Having a clear definition of the ‘obesity paradox’ in mind is important to avoid confusion related to the increased risk of CVD in those with greater adiposity, yet without established CVD. For instance, the ‘obesity paradox’ is exceptionally relevant in heart failure (HF). Increased adiposity clearly increases HF risk, however, when obesity and HF coexist, greater body weight, to a certain degree, is associated with a more favourable prognosis.2 Such paradoxical relationship between obesity and HF, or other CVD, is a clear example of the ‘obesity paradox’.

Similar to prior reports,3 the authors have shown that a BMI between 22 and 23 kg/m2 was associated with the lowest risk for CVD.1 However, the study did not assess the role of BMI and body composition compartments on prognosis (i.e. mortality) after CVDs were diagnosed. Such analysis is necessary to determine whether an ‘obesity paradox’ exists, or whether prior studies, including meta-analysis and systematic reviews, which performed adjustments for a number of variables suggesting a protective effects of obesity, particularly in HF,4 but also other CVD, could be disproven.

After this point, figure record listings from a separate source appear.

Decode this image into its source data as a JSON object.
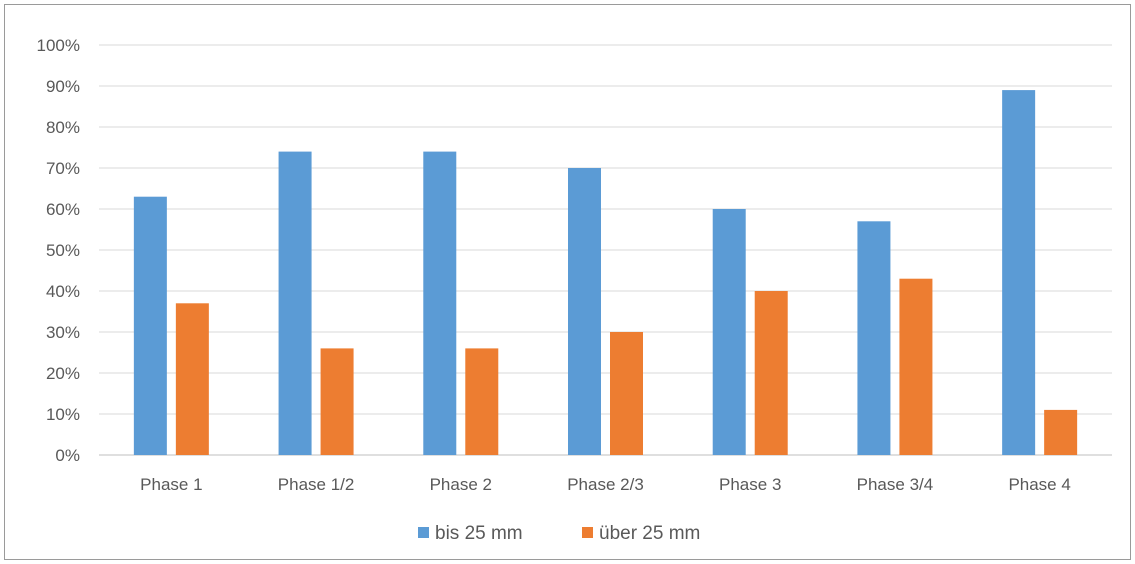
{
  "chart_data": {
    "type": "bar",
    "categories": [
      "Phase 1",
      "Phase 1/2",
      "Phase 2",
      "Phase 2/3",
      "Phase 3",
      "Phase 3/4",
      "Phase 4"
    ],
    "series": [
      {
        "name": "bis 25 mm",
        "values": [
          63,
          74,
          74,
          70,
          60,
          57,
          89
        ],
        "color": "#5B9BD5"
      },
      {
        "name": "über 25 mm",
        "values": [
          37,
          26,
          26,
          30,
          40,
          43,
          11
        ],
        "color": "#ED7D31"
      }
    ],
    "y_ticks": [
      "0%",
      "10%",
      "20%",
      "30%",
      "40%",
      "50%",
      "60%",
      "70%",
      "80%",
      "90%",
      "100%"
    ],
    "ylim": [
      0,
      100
    ],
    "grid": true,
    "legend_position": "bottom"
  }
}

The role of obesity in determining prognosis has been also challenged by the confounding factor of cardiorespiratory fitness (CRF) levels. Even in the setting of coronary heart disease or HF, obesity is protective only in those patients with low CRF, while in those with greater CRF the obesity paradox may not be as pronounced,5 suggesting that the focus of therapeutics should be targeting improvements in CRF, rather than obesity alone (i.e. weight loss) to finally improve prognosis. Of note, CRF was not measured in the study by Iliodromiti et al.1

We would like to emphasize that while studies reporting an ‘obesity paradox’ suggest a protective role of obesity, the obese patients could have prevented the development of that CVD (i.e. HF) if they did not accumulate excess body fat in the first place and/or maintained a good level of CRF during the course of their life. Avoiding weight gain and obesity should still remain a cornerstone for the prevention of CVD and metabolic diseases.

In conclusion, we believe that the study added an important piece to the field of obesity and CVD, also in light of the elegant use of body composition measures (i.e. fat mass) and distribution (i.e. waist circumference). However, more studies investigating the effects of obesity and increased adiposity in patients with an established CVD are needed, but this study in no way refutes the obesity paradox.

Funding

This work was supported by a Mentored Clinical & Population Research Award [16MCPRP31100003 to S.C.] from the American Heart Association.

Conflict of interest: none declared.